This Beef Gorditas Recipe is simple and made with two ingredients: Masa Harina and water, cooked and stuffed with tinga. 


Ingredients

Scale
  • 2 cups of Maseca or Masa Harina
  • 1 1/2 cups of hot water
  • Optional: 1-2 tablespoon vegetable oil
  • 2 cups tinga de res

Instructions

  1. Boil about 3 cups of water.
  2. In a large bowl, combine 2 cups of maseca and 1 1/2 cup of hot water. Begin working the masa with your hands. It should have the texture of peanut butter. If it is too soggy, add flour. If it is too dry, add water (this is why we boiled more water). Make a ball of dough with your hands and with your hand start molding the masa to make a saucer shape the size of the palm of your hand, about 1/4 inch thick.
  3. Heat a skillet of oil on medium high heat, and cook the Gorditas until they are browned and crispy, about 3 minutes on each side. Lower the heat to low and cook until the inside is cooked through, about 7-9 minutes on each side. It could be more time depending on how thick it is. 
  4. Split the Gordita open with a knife and stuff with shredded beef. 

Notes

  1. Masa Dough Consistency: Pay attention to the consistency of the masa dough. It should be moist but not overly sticky. If it's too dry, the gorditas may crack, and if it's too wet, they might become hard to handle. Adjust with a little more masa harina or water as needed.

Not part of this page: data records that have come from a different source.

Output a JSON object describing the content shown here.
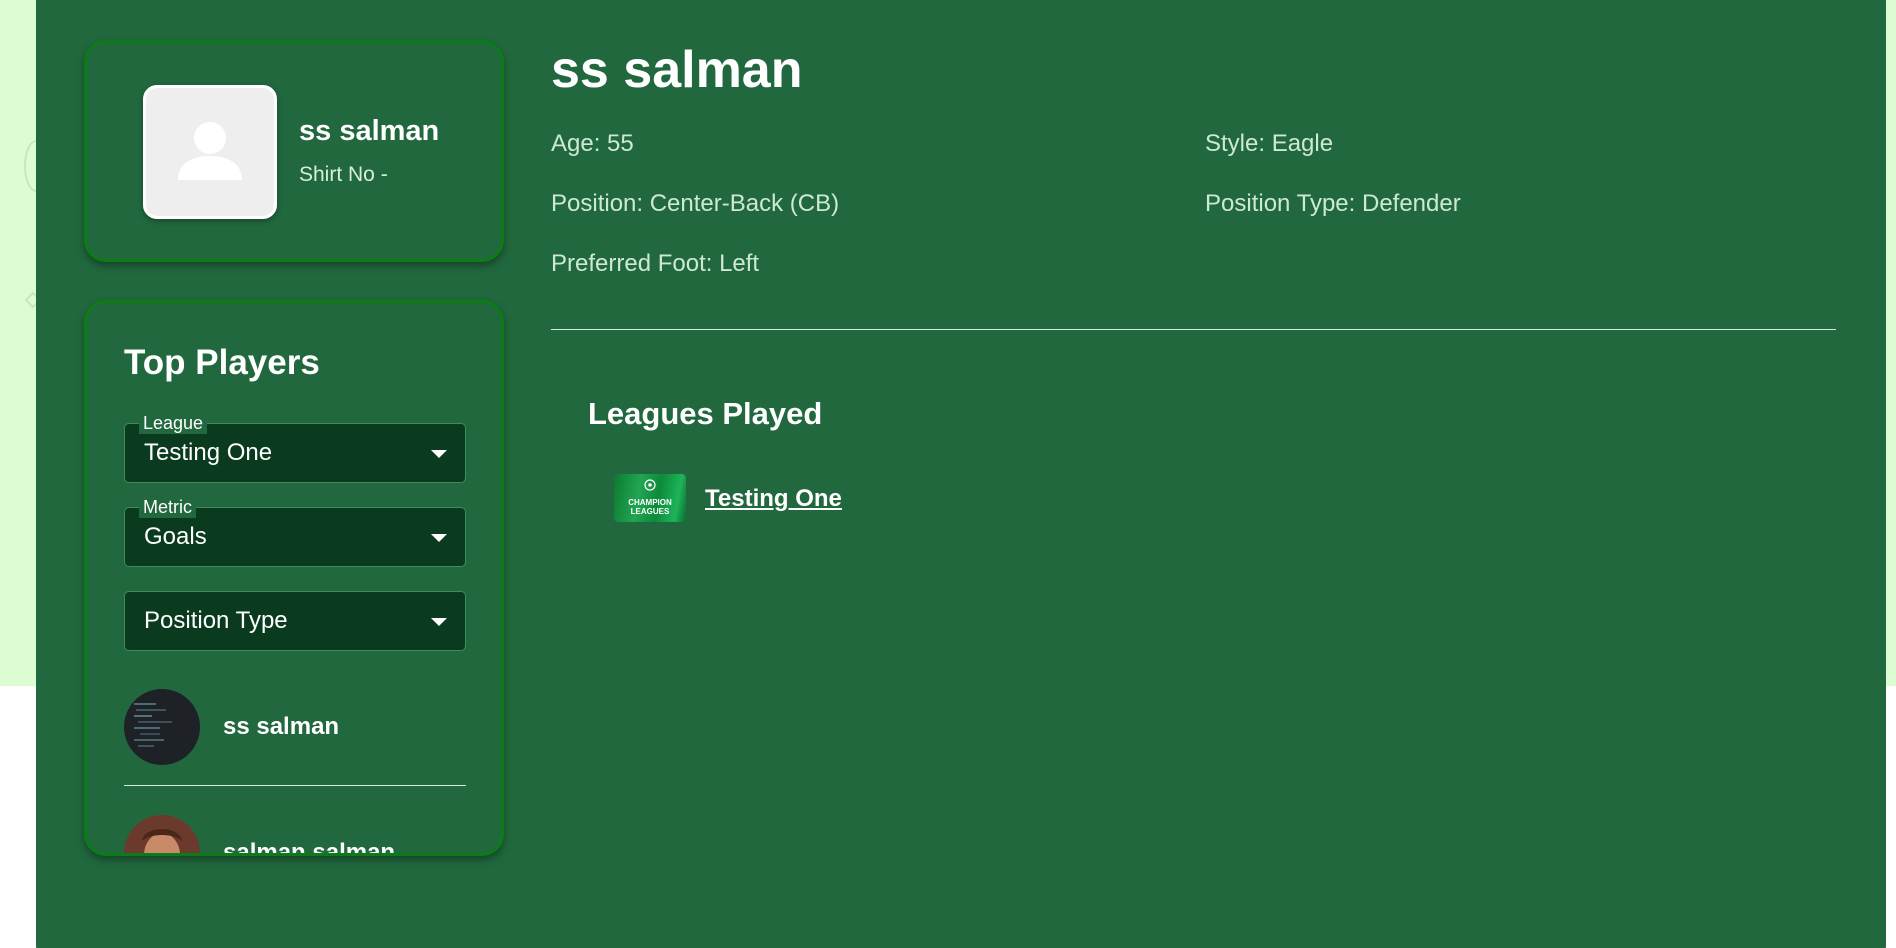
{
  "colors": {
    "page_background": "#dcfdd4",
    "card_background": "#21683e",
    "card_border": "#0c7c16",
    "select_background": "#0a3b1e",
    "text_primary": "#ffffff",
    "text_secondary": "#cde8d4"
  },
  "profile": {
    "name": "ss salman",
    "shirt": "Shirt No -",
    "avatar_icon": "person-placeholder-icon"
  },
  "top_players": {
    "title": "Top Players",
    "filters": {
      "league": {
        "label": "League",
        "value": "Testing One"
      },
      "metric": {
        "label": "Metric",
        "value": "Goals"
      },
      "position_type": {
        "label": "",
        "value": "Position Type"
      }
    },
    "players": [
      {
        "name": "ss salman"
      },
      {
        "name": "salman salman"
      }
    ]
  },
  "player_details": {
    "name": "ss salman",
    "age": "Age: 55",
    "style": "Style: Eagle",
    "position": "Position: Center-Back (CB)",
    "position_type": "Position Type: Defender",
    "preferred_foot": "Preferred Foot: Left"
  },
  "leagues": {
    "title": "Leagues Played",
    "items": [
      {
        "name": "Testing One",
        "logo_text_1": "CHAMPION",
        "logo_text_2": "LEAGUES"
      }
    ]
  }
}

  2. Resting Time: Allow the masa dough to rest for about 30 minutes before shaping the gorditas. This resting period allows the dough to hydrate fully, making it easier to handle and preventing it from shrinking excessively during cooking.

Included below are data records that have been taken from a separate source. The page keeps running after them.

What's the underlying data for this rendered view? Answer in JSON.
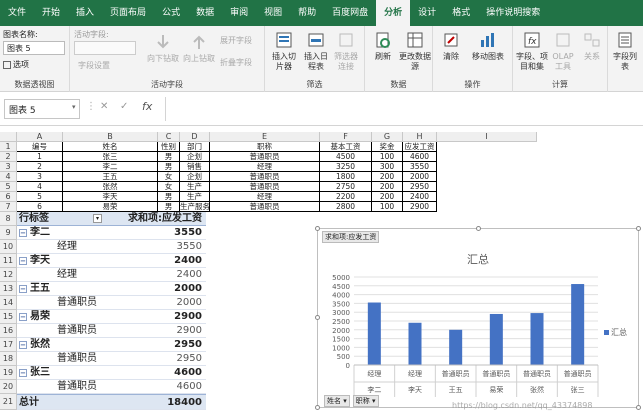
{
  "ribbon": {
    "tabs": [
      {
        "label": "文件"
      },
      {
        "label": "开始"
      },
      {
        "label": "插入"
      },
      {
        "label": "页面布局"
      },
      {
        "label": "公式"
      },
      {
        "label": "数据"
      },
      {
        "label": "审阅"
      },
      {
        "label": "视图"
      },
      {
        "label": "帮助"
      },
      {
        "label": "百度网盘"
      },
      {
        "label": "分析",
        "active": true
      },
      {
        "label": "设计"
      },
      {
        "label": "格式"
      },
      {
        "label": "操作说明搜索"
      }
    ],
    "chart_name_label": "图表名称:",
    "chart_name_value": "图表 5",
    "options_label": "选项",
    "active_field_label": "活动字段:",
    "field_settings_label": "字段设置",
    "drill_down_label": "向下钻取",
    "drill_up_label": "向上钻取",
    "expand_field_label": "展开字段",
    "collapse_field_label": "折叠字段",
    "insert_slicer_label": "插入切片器",
    "insert_timeline_label": "插入日程表",
    "filter_conn_label": "筛选器连接",
    "refresh_label": "刷新",
    "change_source_label": "更改数据源",
    "clear_label": "清除",
    "move_chart_label": "移动图表",
    "fields_items_label": "字段、项目和集",
    "olap_label": "OLAP工具",
    "relationships_label": "关系",
    "field_list_label": "字段列表",
    "groups": {
      "pivotchart": "数据透视图",
      "active_field": "活动字段",
      "filter": "筛选",
      "data": "数据",
      "actions": "操作",
      "calc": "计算"
    }
  },
  "formula_bar": {
    "name_box": "图表 5",
    "cancel": "✕",
    "enter": "✓",
    "fx": "fx",
    "menu_dots": "⋮"
  },
  "columns": [
    "A",
    "B",
    "C",
    "D",
    "E",
    "F",
    "G",
    "H",
    "I"
  ],
  "rows": [
    "1",
    "2",
    "3",
    "4",
    "5",
    "6",
    "7",
    "8",
    "9",
    "10",
    "11",
    "12",
    "13",
    "14",
    "15",
    "16",
    "17",
    "18",
    "19",
    "20",
    "21"
  ],
  "data_table": {
    "headers": [
      "编号",
      "姓名",
      "性别",
      "部门",
      "职称",
      "基本工资",
      "奖金",
      "应发工资"
    ],
    "rows": [
      [
        "1",
        "张三",
        "男",
        "企划",
        "普通职员",
        "4500",
        "100",
        "4600"
      ],
      [
        "2",
        "李二",
        "男",
        "销售",
        "经理",
        "3250",
        "300",
        "3550"
      ],
      [
        "3",
        "王五",
        "女",
        "企划",
        "普通职员",
        "1800",
        "200",
        "2000"
      ],
      [
        "4",
        "张然",
        "女",
        "生产",
        "普通职员",
        "2750",
        "200",
        "2950"
      ],
      [
        "5",
        "李天",
        "男",
        "生产",
        "经理",
        "2200",
        "200",
        "2400"
      ],
      [
        "6",
        "易荣",
        "男",
        "生产服务",
        "普通职员",
        "2800",
        "100",
        "2900"
      ]
    ]
  },
  "pivot": {
    "header_label": "行标签",
    "header_value": "求和项:应发工资",
    "items": [
      {
        "type": "group",
        "name": "李二",
        "value": "3550"
      },
      {
        "type": "detail",
        "name": "经理",
        "value": "3550"
      },
      {
        "type": "group",
        "name": "李天",
        "value": "2400"
      },
      {
        "type": "detail",
        "name": "经理",
        "value": "2400"
      },
      {
        "type": "group",
        "name": "王五",
        "value": "2000"
      },
      {
        "type": "detail",
        "name": "普通职员",
        "value": "2000"
      },
      {
        "type": "group",
        "name": "易荣",
        "value": "2900"
      },
      {
        "type": "detail",
        "name": "普通职员",
        "value": "2900"
      },
      {
        "type": "group",
        "name": "张然",
        "value": "2950"
      },
      {
        "type": "detail",
        "name": "普通职员",
        "value": "2950"
      },
      {
        "type": "group",
        "name": "张三",
        "value": "4600"
      },
      {
        "type": "detail",
        "name": "普通职员",
        "value": "4600"
      }
    ],
    "total_label": "总计",
    "total_value": "18400"
  },
  "chart": {
    "field_button": "求和项:应发工资",
    "title": "汇总",
    "legend": "汇总",
    "filter_buttons": [
      "姓名 ▾",
      "职称 ▾"
    ]
  },
  "chart_data": {
    "type": "bar",
    "title": "汇总",
    "categories_outer": [
      "李二",
      "李天",
      "王五",
      "易荣",
      "张然",
      "张三"
    ],
    "categories_inner": [
      "经理",
      "经理",
      "普通职员",
      "普通职员",
      "普通职员",
      "普通职员"
    ],
    "series": [
      {
        "name": "汇总",
        "values": [
          3550,
          2400,
          2000,
          2900,
          2950,
          4600
        ]
      }
    ],
    "ylim": [
      0,
      5000
    ],
    "yticks": [
      0,
      500,
      1000,
      1500,
      2000,
      2500,
      3000,
      3500,
      4000,
      4500,
      5000
    ],
    "color": "#4472c4",
    "legend_position": "right",
    "grid": true
  },
  "watermark": "https://blog.csdn.net/qq_43374898"
}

  3. Use Parchment Paper: If you don't have a tortilla press, you can use parchment paper to press the masa dough into rounds. This prevents the dough from sticking to the rolling pin and makes it easier to achieve a uniform thickness.

  4. Uniform Thickness: Try to make the gorditas as evenly thick as possible to ensure they cook evenly and puff up during cooking. Using a tortilla press or a rolling pin with parchment paper can help achieve this consistency.

  5. Proper Cooking Temperature: Heat the griddle or comal to medium-high heat before cooking the gorditas. The surface should be hot enough to create a slight sizzle when placing the gorditas on it.

  6. Preheat Before Each Batch: If making multiple batches, make sure to preheat the griddle or comal again before cooking each new set of gorditas. Consistent heat ensures even cooking and prevents sticking.

  7. Avoid Overcooking: Be mindful not to overcook the gorditas, as this can result in a tough texture. Cook them until they develop a slight golden color on both sides, and they have puffed up without becoming overly crispy.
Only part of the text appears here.